Politico was able to access a European External Action Service document, through which it also reported that the sanctions package included injunctions against the head of the Russian Orthodox Church, Patriarch Kirill. The document cited him as “one of the most prominent supporters of the Russian military aggression against Ukraine” and an instrumental piece in amplifying Russian President Vladimir Putin’s rhetoric on Ukraine, according to Politico. For evidence, it pointed to a series of pro-war sermons and remarks by Kirill in the months since Russia’s lethal invasion began in February, as well as his blessing for Russian soldiers fighting in Ukraine.

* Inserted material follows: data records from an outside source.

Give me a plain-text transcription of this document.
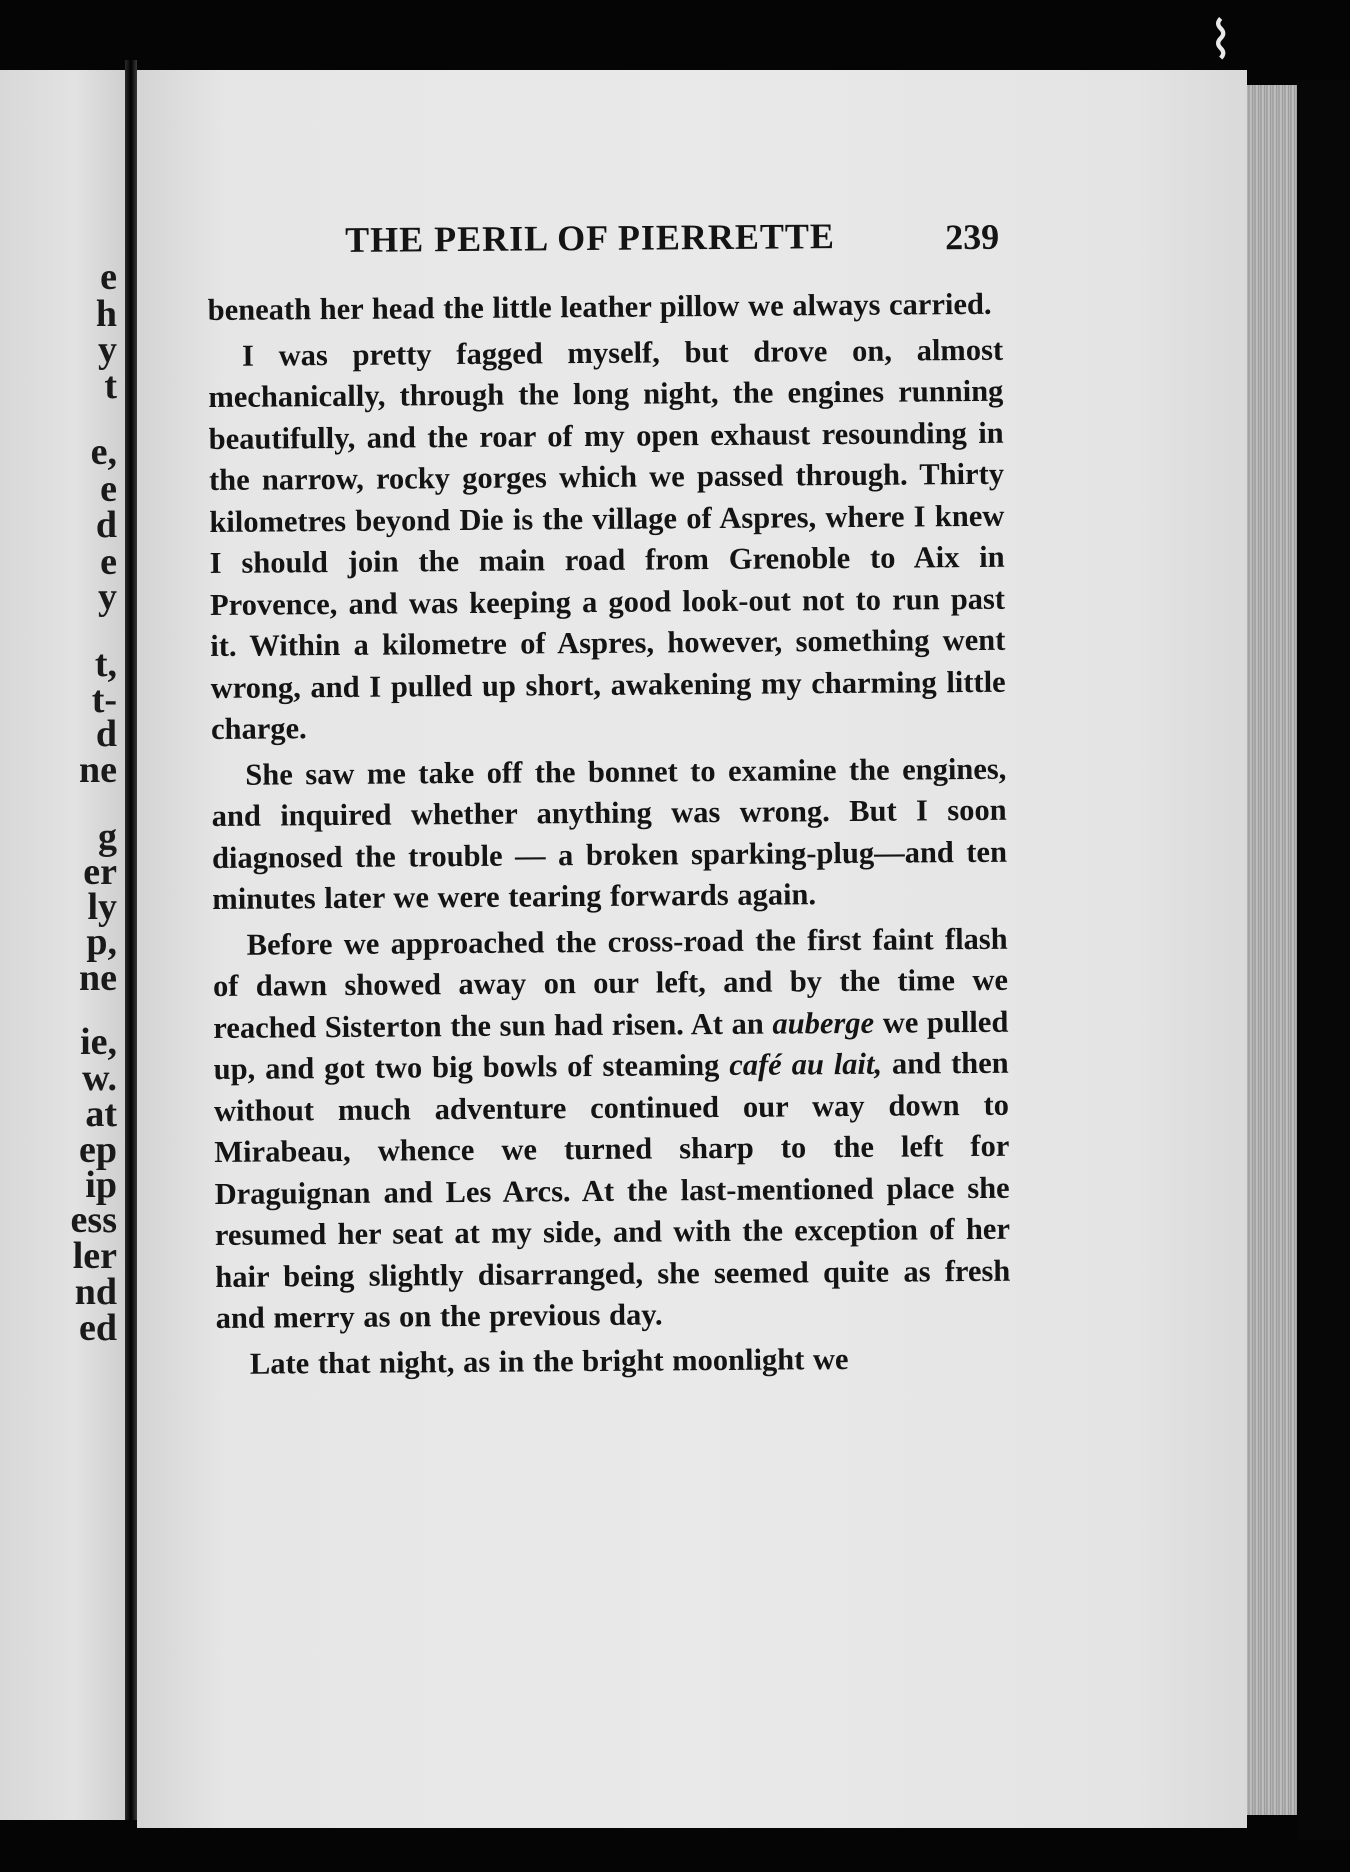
e
h
y
t
e,
e
d
e
y
t,
t-
d
ne
g
er
ly
p,
ne
ie,
w.
at
ep
ip
ess
ler
nd
ed
⌇
THE PERIL OF PIERRETTE	239

beneath her head the little leather pillow we always carried.

I was pretty fagged myself, but drove on, almost mechanically, through the long night, the engines running beautifully, and the roar of my open exhaust resounding in the narrow, rocky gorges which we passed through. Thirty kilometres beyond Die is the village of Aspres, where I knew I should join the main road from Grenoble to Aix in Provence, and was keeping a good look-out not to run past it. Within a kilometre of Aspres, however, something went wrong, and I pulled up short, awakening my charming little charge.

She saw me take off the bonnet to examine the engines, and inquired whether anything was wrong. But I soon diagnosed the trouble — a broken sparking-plug—and ten minutes later we were tearing forwards again.

Before we approached the cross-road the first faint flash of dawn showed away on our left, and by the time we reached Sisterton the sun had risen. At an auberge we pulled up, and got two big bowls of steaming café au lait, and then without much adventure continued our way down to Mirabeau, whence we turned sharp to the left for Draguignan and Les Arcs. At the last-mentioned place she resumed her seat at my side, and with the exception of her hair being slightly disarranged, she seemed quite as fresh and merry as on the previous day.

Late that night, as in the bright moonlight we
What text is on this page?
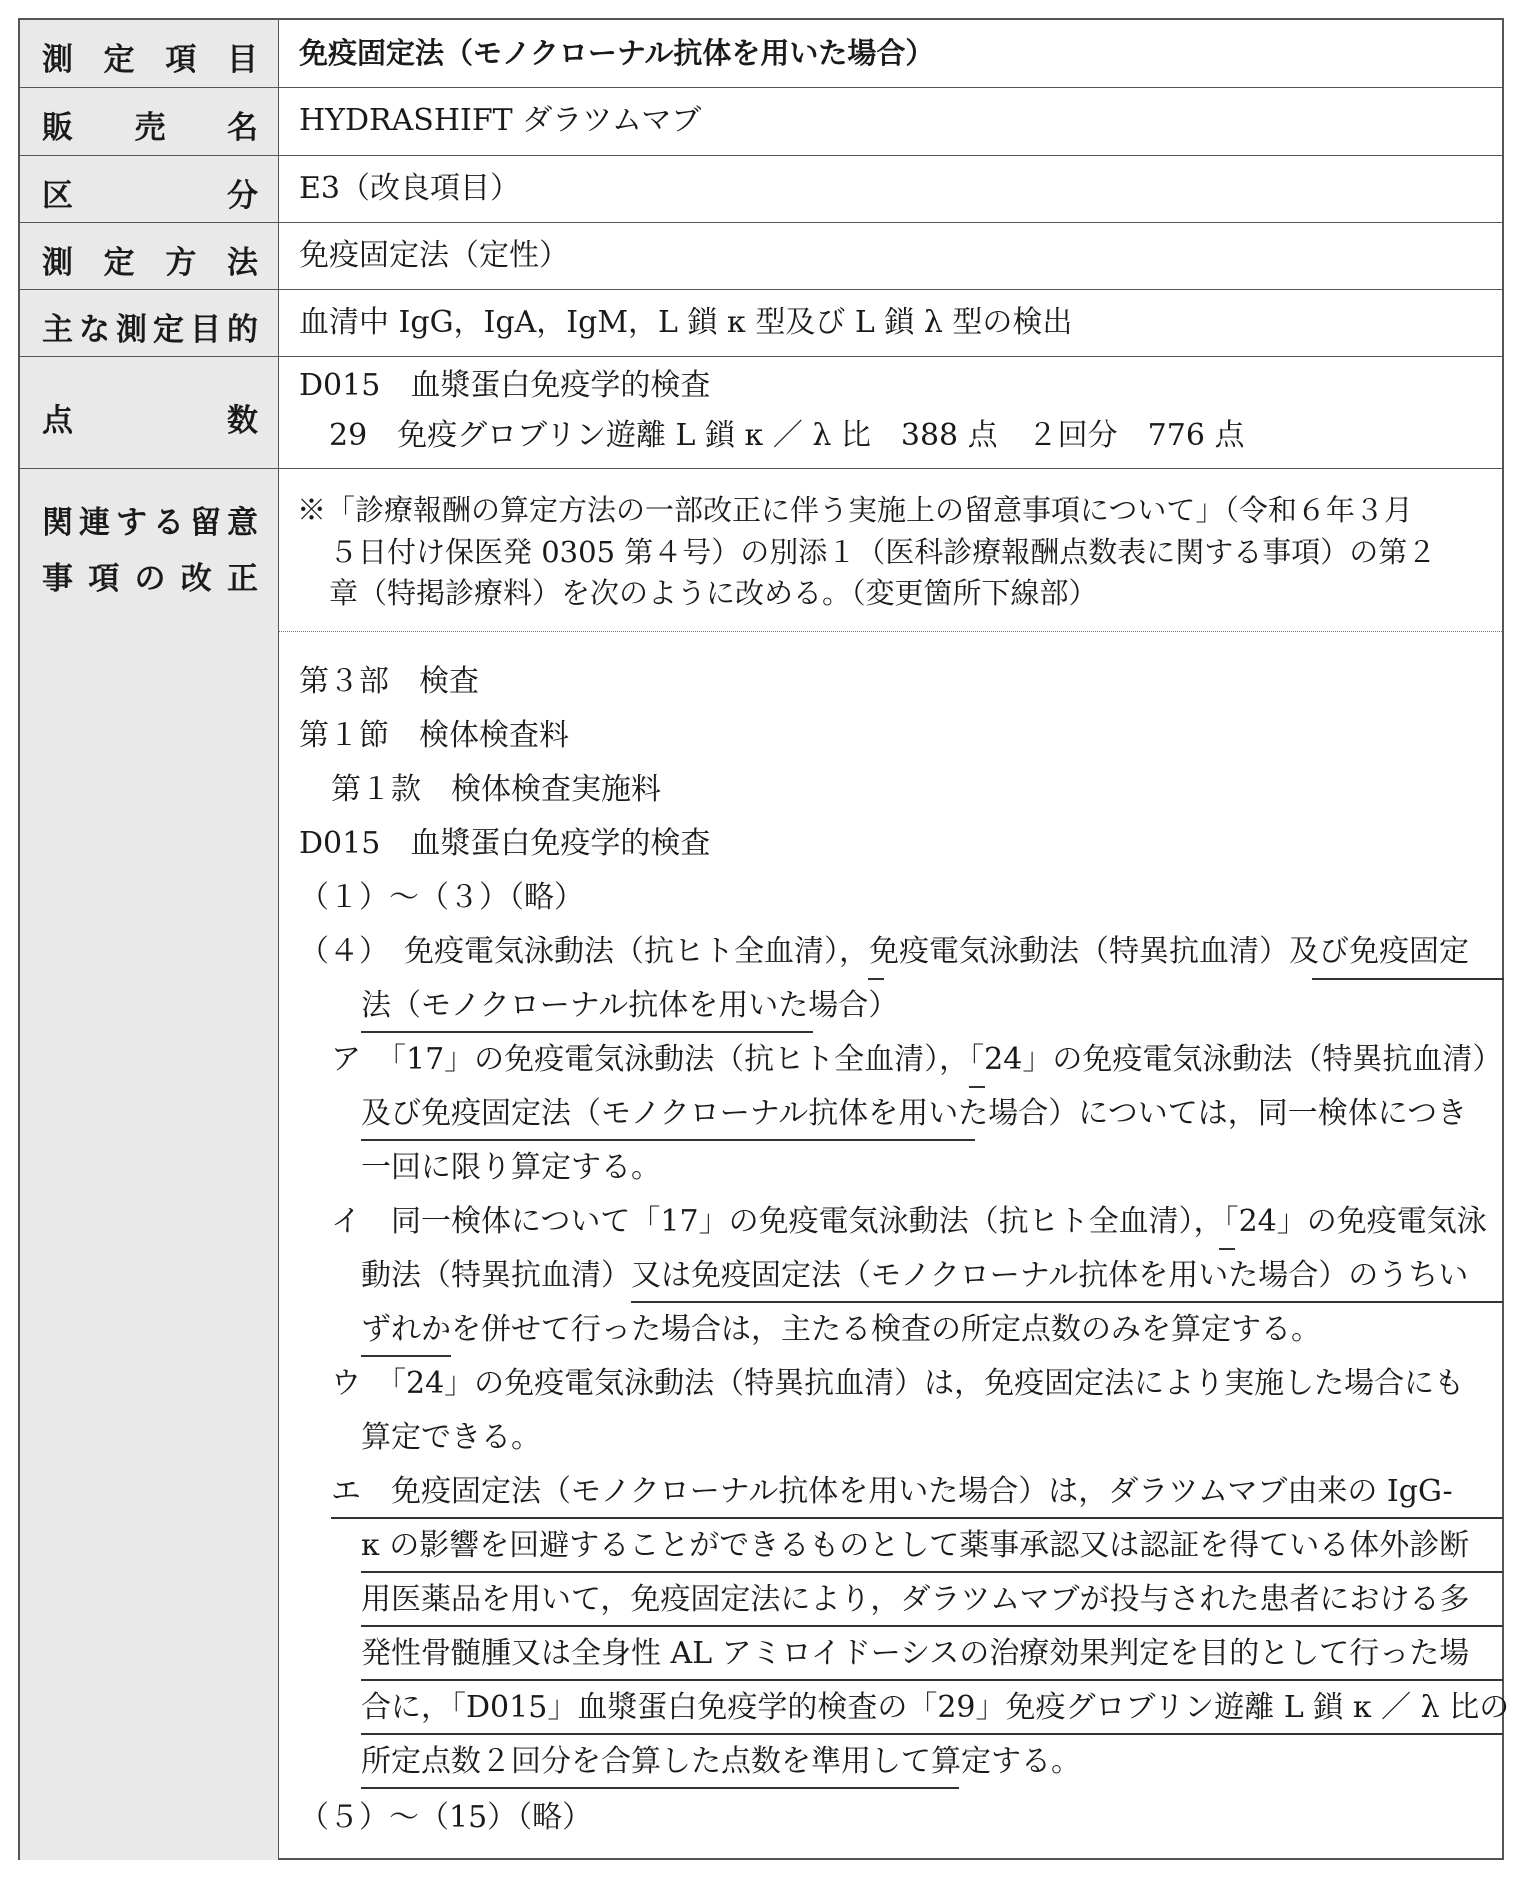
測 定 項 目 免疫固定法（モノクローナル抗体を用いた場合）
販 売 名 HYDRASHIFT ダラツムマブ
区	分 E3（改良項目）
測 定 方 法 免疫固定法（定性）
主 な 測 定 目 的 血清中 IgG，IgA，IgM，L 鎖 κ 型及び L 鎖 λ 型の検出
点	数
D015　血漿蛋白免疫学的検査
29　免疫グロブリン遊離 L 鎖 κ ／ λ 比　388 点　２回分　776 点
関 連 す る 留 意
事 項 の 改 正
※「診療報酬の算定方法の一部改正に伴う実施上の留意事項について」（令和６年３月
５日付け保医発 0305 第４号）の別添１（医科診療報酬点数表に関する事項）の第２
章（特掲診療料）を次のように改める。（変更箇所下線部）
第３部　検査
第１節　検体検査料
第１款　検体検査実施料
D015　血漿蛋白免疫学的検査
（１）～（３）（略）
（４）　免疫電気泳動法（抗ヒト全血清），免疫電気泳動法（特異抗血清）及び免疫固定
法（モノクローナル抗体を用いた場合）
ア　「17」の免疫電気泳動法（抗ヒト全血清），「24」の免疫電気泳動法（特異抗血清）
及び免疫固定法（モノクローナル抗体を用いた場合）については，同一検体につき
一回に限り算定する。
イ　同一検体について「17」の免疫電気泳動法（抗ヒト全血清），「24」の免疫電気泳
動法（特異抗血清）又は免疫固定法（モノクローナル抗体を用いた場合）のうちい
ずれかを併せて行った場合は，主たる検査の所定点数のみを算定する。
ウ　「24」の免疫電気泳動法（特異抗血清）は，免疫固定法により実施した場合にも
算定できる。
エ　免疫固定法（モノクローナル抗体を用いた場合）は，ダラツムマブ由来の IgG-
κ の影響を回避することができるものとして薬事承認又は認証を得ている体外診断
用医薬品を用いて，免疫固定法により，ダラツムマブが投与された患者における多
発性骨髄腫又は全身性 AL アミロイドーシスの治療効果判定を目的として行った場
合に，「D015」血漿蛋白免疫学的検査の「29」免疫グロブリン遊離 L 鎖 κ ／ λ 比の
所定点数２回分を合算した点数を準用して算定する。
（５）～（15）（略）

The most controversial aspect of the sanctions at the moment though is the embargo on oil. The European Union imports 27% of its oil from Russia, which is approximately half of the portion of natural gas supplies it gets from Gazprom, but also still a large enough portion of Europe’s oil stores to potentially hurt Europeans and the European economy. Most of the oil is used for transportation fuel.
“Let’s be clear, it will not be easy because some member states are strongly dependent on Russian oil, but we simply have to do it,” Von der Leyen said of the proposal.
Some Central European countries expressed concern that the sanctions will come too soon for them to adapt, even though diplomats said Hungary and Slovakia would be given until the end of 2023.
Reuters reported that Hungarian Foreign Minister Peter Szijjarto said on Facebook that even with the extension, Hungary could only agree to the measure if the sanctions excluded crude oil imports via pipeline. Slovakia has publicly asked for a three-year transition period, according to the news outlet.
Hungary also warned that the sanctions package lacked proper preparation and foresight for European energy security.
“We don’t see any plan or guarantee on how even a transition could be managed on the basis of the current proposals, and what would guarantee Hungary’s energy security,” the Hungarian government’s press office told Agence France-Presse (AFP).
Experts warn that cutting off Russian oil imports will increase the price of gasoline for European consumers. They also caution that delayed onset of the sanctions will only give Russia time to sell its oil elsewhere before losing European business, weakening the effects of the sanctions.
The sanctions will have to be approved by the governments of the EU countries. Envoys are expected to meet over the next few days.